In the past month, the three hospitals have set new records for the number of patients with COVID-19 — many in critical condition. In Midland, hospital officials report about 1 in 4 people tested are diagnosed with the coronavirus. Odessa health officials have reported similar numbers.
Midland Memorial and Odessa’s Medical Center have been treating around 100 coronavirus patients consistently. At the same time, the smaller ORMC, is treating only a handful of patients compared to the larger two hospitals but is still being pushed to its limits as detailed in a recent report by CNN.
Meanwhile, healthcare workers are falling ill or having to quarantine after being exposed to the virus.
And facilities are relying more on healthcare workers sent from the state and the Federal Emergency Management Agency to fill in the gaps.
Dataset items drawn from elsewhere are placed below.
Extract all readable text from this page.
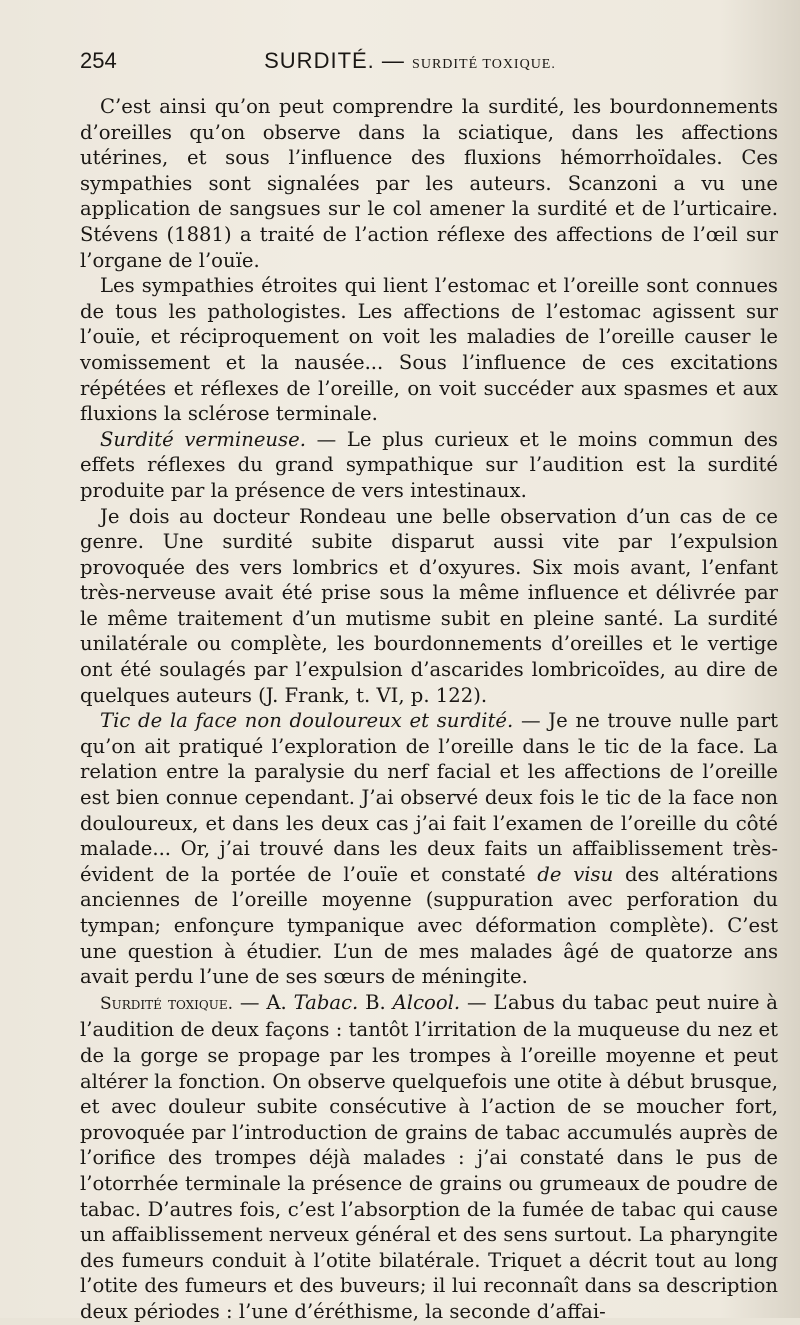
254	SURDITÉ. — SURDITÉ TOXIQUE.

C’est ainsi qu’on peut comprendre la surdité, les bourdonnements d’oreilles qu’on observe dans la sciatique, dans les affections utérines, et sous l’influence des fluxions hémorrhoïdales. Ces sympathies sont signalées par les auteurs. Scanzoni a vu une application de sangsues sur le col amener la surdité et de l’urticaire. Stévens (1881) a traité de l’action réflexe des affections de l’œil sur l’organe de l’ouïe.

Les sympathies étroites qui lient l’estomac et l’oreille sont connues de tous les pathologistes. Les affections de l’estomac agissent sur l’ouïe, et réciproquement on voit les maladies de l’oreille causer le vomissement et la nausée... Sous l’influence de ces excitations répétées et réflexes de l’oreille, on voit succéder aux spasmes et aux fluxions la sclérose terminale.

Surdité vermineuse. — Le plus curieux et le moins commun des effets réflexes du grand sympathique sur l’audition est la surdité produite par la présence de vers intestinaux.

Je dois au docteur Rondeau une belle observation d’un cas de ce genre. Une surdité subite disparut aussi vite par l’expulsion provoquée des vers lombrics et d’oxyures. Six mois avant, l’enfant très-nerveuse avait été prise sous la même influence et délivrée par le même traitement d’un mutisme subit en pleine santé. La surdité unilatérale ou complète, les bourdonnements d’oreilles et le vertige ont été soulagés par l’expulsion d’ascarides lombricoïdes, au dire de quelques auteurs (J. Frank, t. VI, p. 122).

Tic de la face non douloureux et surdité. — Je ne trouve nulle part qu’on ait pratiqué l’exploration de l’oreille dans le tic de la face. La relation entre la paralysie du nerf facial et les affections de l’oreille est bien connue cependant. J’ai observé deux fois le tic de la face non douloureux, et dans les deux cas j’ai fait l’examen de l’oreille du côté malade... Or, j’ai trouvé dans les deux faits un affaiblissement très-évident de la portée de l’ouïe et constaté de visu des altérations anciennes de l’oreille moyenne (suppuration avec perforation du tympan; enfonçure tympanique avec déformation complète). C’est une question à étudier. L’un de mes malades âgé de quatorze ans avait perdu l’une de ses sœurs de méningite.

Surdité toxique. — A. Tabac. B. Alcool. — L’abus du tabac peut nuire à l’audition de deux façons : tantôt l’irritation de la muqueuse du nez et de la gorge se propage par les trompes à l’oreille moyenne et peut altérer la fonction. On observe quelquefois une otite à début brusque, et avec douleur subite consécutive à l’action de se moucher fort, provoquée par l’introduction de grains de tabac accumulés auprès de l’orifice des trompes déjà malades : j’ai constaté dans le pus de l’otorrhée terminale la présence de grains ou grumeaux de poudre de tabac. D’autres fois, c’est l’absorption de la fumée de tabac qui cause un affaiblissement nerveux général et des sens surtout. La pharyngite des fumeurs conduit à l’otite bilatérale. Triquet a décrit tout au long l’otite des fumeurs et des buveurs; il lui reconnaît dans sa description deux périodes : l’une d’éréthisme, la seconde d’affai-
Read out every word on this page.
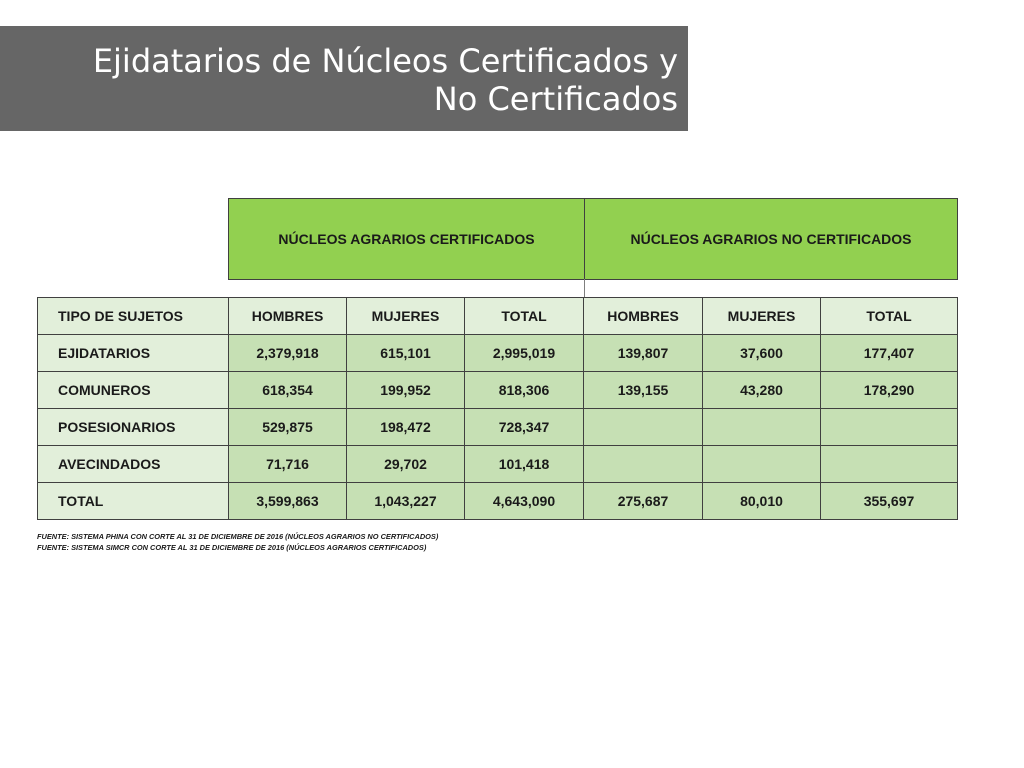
Ejidatarios de Núcleos Certificados y
No Certificados
NÚCLEOS AGRARIOS CERTIFICADOS	NÚCLEOS AGRARIOS NO CERTIFICADOS
TIPO DE SUJETOS	HOMBRES	MUJERES	TOTAL	HOMBRES	MUJERES	TOTAL
EJIDATARIOS	2,379,918	615,101	2,995,019	139,807	37,600	177,407
COMUNEROS	618,354	199,952	818,306	139,155	43,280	178,290
POSESIONARIOS	529,875	198,472	728,347			
AVECINDADOS	71,716	29,702	101,418			
TOTAL	3,599,863	1,043,227	4,643,090	275,687	80,010	355,697
FUENTE: SISTEMA PHINA CON CORTE AL 31 DE DICIEMBRE DE 2016 (NÚCLEOS AGRARIOS NO CERTIFICADOS)
FUENTE: SISTEMA SIMCR CON CORTE AL 31 DE DICIEMBRE DE 2016 (NÚCLEOS AGRARIOS CERTIFICADOS)
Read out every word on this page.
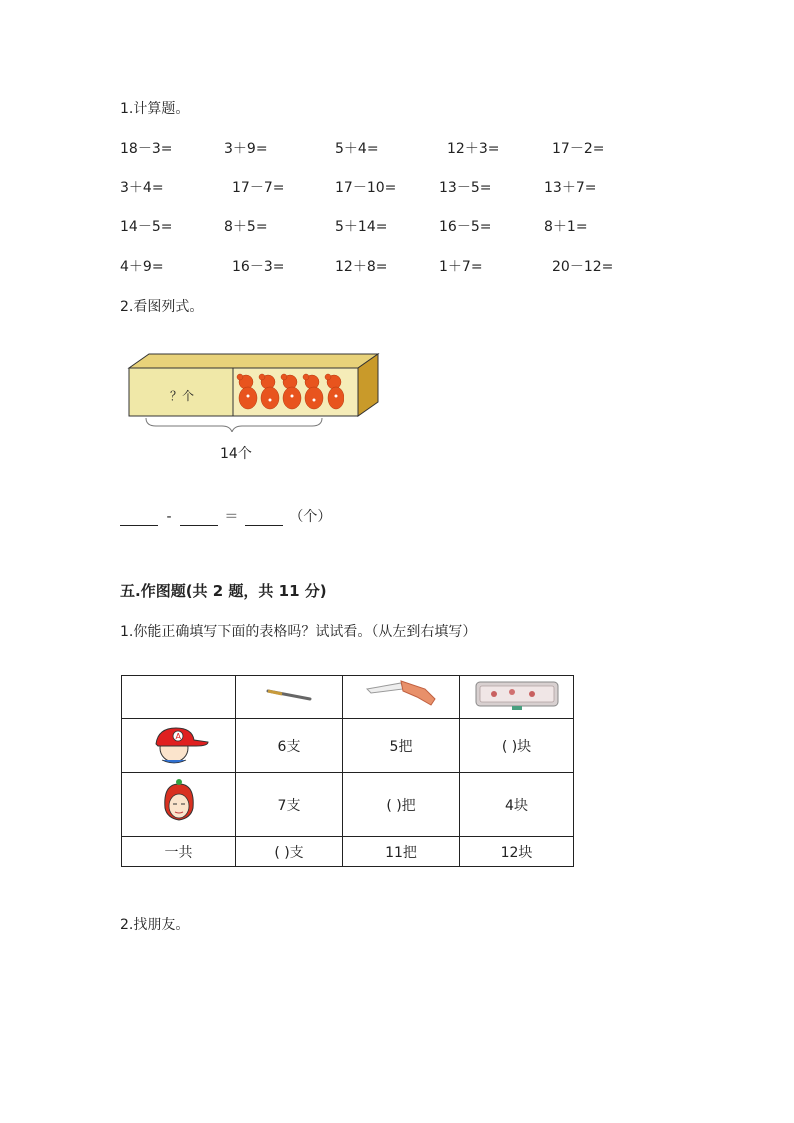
1.计算题。
18－3=	3＋9=	5＋4=	12＋3=	17－2=
3＋4=	17－7=	17－10=	13－5=	13＋7=
14－5=	8＋5=	5＋14=	16－5=	8＋1=
4＋9=	16－3=	12＋8=	1＋7=	20－12=
2.看图列式。
？个
14个
-	＝	（个）
五.作图题(共 2 题，共 11 分)
1.你能正确填写下面的表格吗？试试看。（从左到右填写）

A	6支	5把	( )块
	7支	( )把	4块
一共	( )支	11把	12块
2.找朋友。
Apart from limited staffing, Permian doctors are facing a new challenge, finding space to put patients as more locals are hospitalized with the virus.
Midland Memorial Hospital is setting up an outdoor emergency room housed in a large FEMA tent. In Odessa, officials have requested a mobile morgue.
As of 2:30 p.m. on Wednesday, Nov. 25, at least 272 people have died due to complications with COVID-19 in the Midland-Odessa area and over 15,500 residents have been diagnosed with the coronavirus.